He groped up the stairs one by one, without making any noise, and finally touched the padlock on his own bedroom door, in which Rousseau had thoughtfully left the key.
[CHAPTER XXXV.]
THE GARDEN HOUSE.
From coming home so late, and dropping off to sleep so soon and heavily, Gilbert forgot to hang up the linen cloth which served as curtain to the garret window. The unintercepted sunbeam struck his eyes at five and speedily woke him. He rose, vexed at having overslept.
Brought up in the country, he could exactly tell the time by the sun's inclination and the amount of heat it emitted. He hastened to consult this clock. The pallor of the dawn, scarcely clearing the high trees, set him at ease; he was rising too early, not too late.
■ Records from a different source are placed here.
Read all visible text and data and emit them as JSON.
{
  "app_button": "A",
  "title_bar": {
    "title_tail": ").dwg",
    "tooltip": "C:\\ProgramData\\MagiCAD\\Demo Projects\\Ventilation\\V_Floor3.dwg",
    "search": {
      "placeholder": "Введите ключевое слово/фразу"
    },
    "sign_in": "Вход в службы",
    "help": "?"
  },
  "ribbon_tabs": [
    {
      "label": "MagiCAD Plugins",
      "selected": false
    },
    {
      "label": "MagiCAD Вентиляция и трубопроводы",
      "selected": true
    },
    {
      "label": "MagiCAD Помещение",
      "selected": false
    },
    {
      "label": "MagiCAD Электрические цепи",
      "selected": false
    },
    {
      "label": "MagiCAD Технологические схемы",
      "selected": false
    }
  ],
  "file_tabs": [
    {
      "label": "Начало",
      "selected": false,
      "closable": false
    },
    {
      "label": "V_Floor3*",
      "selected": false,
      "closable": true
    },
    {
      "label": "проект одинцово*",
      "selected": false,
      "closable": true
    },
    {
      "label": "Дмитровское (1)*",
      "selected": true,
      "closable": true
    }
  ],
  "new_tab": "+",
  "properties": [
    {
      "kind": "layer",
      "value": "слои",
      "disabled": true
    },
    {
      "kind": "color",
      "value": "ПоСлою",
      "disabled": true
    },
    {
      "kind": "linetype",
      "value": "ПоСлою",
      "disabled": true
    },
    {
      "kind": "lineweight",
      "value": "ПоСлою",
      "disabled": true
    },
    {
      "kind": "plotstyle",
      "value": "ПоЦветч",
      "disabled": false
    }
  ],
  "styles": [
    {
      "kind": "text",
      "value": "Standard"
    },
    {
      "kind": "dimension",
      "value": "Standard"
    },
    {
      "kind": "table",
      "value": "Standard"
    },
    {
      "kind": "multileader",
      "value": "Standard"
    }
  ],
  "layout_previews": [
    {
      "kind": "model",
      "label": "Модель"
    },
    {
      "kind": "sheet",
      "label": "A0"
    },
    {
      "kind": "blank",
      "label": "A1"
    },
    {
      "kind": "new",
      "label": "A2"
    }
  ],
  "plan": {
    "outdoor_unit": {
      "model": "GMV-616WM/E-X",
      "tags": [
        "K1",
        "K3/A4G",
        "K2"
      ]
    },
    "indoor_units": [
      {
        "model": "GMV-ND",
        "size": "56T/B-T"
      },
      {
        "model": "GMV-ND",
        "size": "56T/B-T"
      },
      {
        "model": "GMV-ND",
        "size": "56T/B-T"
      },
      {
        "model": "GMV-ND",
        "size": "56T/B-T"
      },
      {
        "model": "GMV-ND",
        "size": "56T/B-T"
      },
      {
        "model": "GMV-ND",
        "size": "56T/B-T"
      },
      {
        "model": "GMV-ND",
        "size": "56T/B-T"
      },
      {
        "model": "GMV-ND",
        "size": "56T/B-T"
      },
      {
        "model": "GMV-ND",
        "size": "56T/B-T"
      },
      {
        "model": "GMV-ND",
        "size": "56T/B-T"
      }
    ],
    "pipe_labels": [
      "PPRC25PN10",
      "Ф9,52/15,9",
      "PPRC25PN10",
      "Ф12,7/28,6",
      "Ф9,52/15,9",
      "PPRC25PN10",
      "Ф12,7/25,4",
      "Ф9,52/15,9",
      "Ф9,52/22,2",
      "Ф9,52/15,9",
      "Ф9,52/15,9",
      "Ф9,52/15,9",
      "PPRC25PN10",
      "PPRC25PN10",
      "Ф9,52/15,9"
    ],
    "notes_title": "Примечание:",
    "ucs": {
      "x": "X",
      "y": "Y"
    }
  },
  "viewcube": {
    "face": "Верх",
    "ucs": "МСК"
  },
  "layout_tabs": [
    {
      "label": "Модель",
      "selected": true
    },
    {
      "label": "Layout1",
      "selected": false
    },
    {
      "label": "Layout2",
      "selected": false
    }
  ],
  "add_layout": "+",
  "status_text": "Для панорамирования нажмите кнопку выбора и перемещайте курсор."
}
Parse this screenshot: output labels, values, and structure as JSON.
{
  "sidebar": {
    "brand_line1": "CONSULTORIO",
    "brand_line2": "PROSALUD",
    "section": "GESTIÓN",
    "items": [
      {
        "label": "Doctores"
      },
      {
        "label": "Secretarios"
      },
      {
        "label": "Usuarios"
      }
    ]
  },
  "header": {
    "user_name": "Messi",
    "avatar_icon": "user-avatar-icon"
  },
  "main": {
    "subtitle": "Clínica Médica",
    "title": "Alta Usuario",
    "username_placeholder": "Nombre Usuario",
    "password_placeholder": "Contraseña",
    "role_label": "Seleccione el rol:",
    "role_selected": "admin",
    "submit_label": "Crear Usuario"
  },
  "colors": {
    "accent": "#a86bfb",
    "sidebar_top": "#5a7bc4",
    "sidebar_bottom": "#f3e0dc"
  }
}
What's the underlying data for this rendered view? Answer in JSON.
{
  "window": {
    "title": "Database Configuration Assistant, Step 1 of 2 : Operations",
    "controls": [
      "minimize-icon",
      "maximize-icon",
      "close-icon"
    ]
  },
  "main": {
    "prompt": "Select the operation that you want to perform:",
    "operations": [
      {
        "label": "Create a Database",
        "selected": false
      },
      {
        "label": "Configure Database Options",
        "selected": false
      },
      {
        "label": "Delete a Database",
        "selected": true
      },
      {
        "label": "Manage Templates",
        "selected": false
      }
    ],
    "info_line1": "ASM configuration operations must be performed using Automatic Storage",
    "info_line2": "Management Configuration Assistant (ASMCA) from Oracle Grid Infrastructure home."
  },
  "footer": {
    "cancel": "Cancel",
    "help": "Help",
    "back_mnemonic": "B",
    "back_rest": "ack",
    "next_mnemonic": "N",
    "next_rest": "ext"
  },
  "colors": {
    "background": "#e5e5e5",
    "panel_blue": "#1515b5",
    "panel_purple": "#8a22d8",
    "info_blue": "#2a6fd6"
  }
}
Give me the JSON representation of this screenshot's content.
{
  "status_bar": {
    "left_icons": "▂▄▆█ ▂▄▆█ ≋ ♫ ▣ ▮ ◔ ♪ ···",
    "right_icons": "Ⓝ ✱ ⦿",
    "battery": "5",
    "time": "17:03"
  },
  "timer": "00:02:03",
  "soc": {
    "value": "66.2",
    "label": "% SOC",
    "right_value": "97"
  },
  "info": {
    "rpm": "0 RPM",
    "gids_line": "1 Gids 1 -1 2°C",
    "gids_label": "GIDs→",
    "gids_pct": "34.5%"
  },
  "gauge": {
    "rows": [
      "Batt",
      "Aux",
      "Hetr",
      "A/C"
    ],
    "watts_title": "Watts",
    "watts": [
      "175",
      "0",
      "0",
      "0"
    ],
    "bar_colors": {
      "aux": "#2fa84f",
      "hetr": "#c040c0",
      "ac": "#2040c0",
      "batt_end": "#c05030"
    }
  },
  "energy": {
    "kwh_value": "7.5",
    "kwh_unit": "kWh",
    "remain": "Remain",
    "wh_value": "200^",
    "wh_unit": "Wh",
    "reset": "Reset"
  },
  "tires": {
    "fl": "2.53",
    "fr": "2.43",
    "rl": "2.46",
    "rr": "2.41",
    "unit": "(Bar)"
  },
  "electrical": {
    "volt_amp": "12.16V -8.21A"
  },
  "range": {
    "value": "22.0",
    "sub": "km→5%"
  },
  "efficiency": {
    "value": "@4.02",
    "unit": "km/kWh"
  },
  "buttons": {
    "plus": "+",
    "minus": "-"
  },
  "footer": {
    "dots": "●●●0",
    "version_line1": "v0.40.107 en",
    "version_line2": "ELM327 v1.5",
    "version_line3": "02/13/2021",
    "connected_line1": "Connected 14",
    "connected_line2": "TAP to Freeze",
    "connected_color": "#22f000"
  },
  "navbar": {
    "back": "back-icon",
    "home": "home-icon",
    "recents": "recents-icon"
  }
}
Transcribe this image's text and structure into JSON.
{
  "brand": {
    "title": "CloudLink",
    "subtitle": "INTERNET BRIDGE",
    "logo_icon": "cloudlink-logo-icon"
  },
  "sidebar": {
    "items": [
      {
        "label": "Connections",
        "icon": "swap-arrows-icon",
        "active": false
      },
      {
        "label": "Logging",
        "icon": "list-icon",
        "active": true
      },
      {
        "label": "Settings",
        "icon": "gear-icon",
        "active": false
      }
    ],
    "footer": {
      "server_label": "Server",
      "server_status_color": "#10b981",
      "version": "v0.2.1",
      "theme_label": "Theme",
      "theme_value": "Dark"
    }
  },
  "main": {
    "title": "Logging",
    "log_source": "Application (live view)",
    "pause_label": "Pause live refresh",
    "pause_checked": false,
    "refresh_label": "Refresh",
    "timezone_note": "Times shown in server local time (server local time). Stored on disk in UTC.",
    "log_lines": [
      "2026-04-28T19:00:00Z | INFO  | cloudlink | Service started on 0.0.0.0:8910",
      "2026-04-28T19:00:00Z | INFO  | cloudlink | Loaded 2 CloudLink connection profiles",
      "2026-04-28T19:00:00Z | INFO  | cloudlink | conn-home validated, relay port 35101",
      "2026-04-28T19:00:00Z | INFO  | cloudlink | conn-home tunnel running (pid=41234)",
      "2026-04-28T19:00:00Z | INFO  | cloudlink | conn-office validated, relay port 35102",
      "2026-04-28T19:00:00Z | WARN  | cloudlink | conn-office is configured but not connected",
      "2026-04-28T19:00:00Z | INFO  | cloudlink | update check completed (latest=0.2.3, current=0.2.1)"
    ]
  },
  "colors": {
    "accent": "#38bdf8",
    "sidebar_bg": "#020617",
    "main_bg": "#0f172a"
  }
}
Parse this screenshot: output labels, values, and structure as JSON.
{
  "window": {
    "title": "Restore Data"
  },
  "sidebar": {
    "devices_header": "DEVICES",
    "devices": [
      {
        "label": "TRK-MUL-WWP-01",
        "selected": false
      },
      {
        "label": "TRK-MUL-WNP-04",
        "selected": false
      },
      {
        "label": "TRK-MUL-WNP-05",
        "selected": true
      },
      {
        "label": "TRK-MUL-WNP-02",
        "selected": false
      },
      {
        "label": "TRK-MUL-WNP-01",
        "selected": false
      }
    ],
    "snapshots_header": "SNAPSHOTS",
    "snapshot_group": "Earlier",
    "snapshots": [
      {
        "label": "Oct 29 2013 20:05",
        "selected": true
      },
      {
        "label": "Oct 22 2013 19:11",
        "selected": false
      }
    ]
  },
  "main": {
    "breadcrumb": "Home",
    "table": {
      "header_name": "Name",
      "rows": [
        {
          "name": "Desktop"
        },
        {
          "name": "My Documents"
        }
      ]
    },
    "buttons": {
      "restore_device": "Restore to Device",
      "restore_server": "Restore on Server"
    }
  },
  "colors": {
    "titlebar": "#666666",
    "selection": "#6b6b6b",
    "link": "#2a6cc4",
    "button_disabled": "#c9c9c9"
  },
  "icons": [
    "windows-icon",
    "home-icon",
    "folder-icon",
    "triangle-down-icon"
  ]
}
He made his ablutions at the skylight, thinking over what had happened over night, and gladly baring his burning and burdened forehead to the fresh morning breeze. Then it came to his mind that Andrea was housed next door to Armenonville House, in an adjoining street. He wanted to distinguish this residence.
The sight of shade-trees reminded him of her question to her brother,—Was there a garden where they were going?
"Why may it not be just such a house in the back garden as we have yonder?" he asked himself.
By a strange coincidence with his thought, a sound and a movement quite unusual drew his attention where it was turning; one of the long fastened up windows of a house built at the rear of the one on the other street shook under a rough or clumsy hand. The frame gave way at the top; but it stuck probably with damp swelling it at the bottom. A still rougher push started the two folds of the sash, which opened like a door, and the gap showed a girl, red with the exertion she had to make and shaking her dusty hands.
Gilbert uttered an outcry in astonishment and quickly drew back, for this sleepy and yawning girl was Nicole.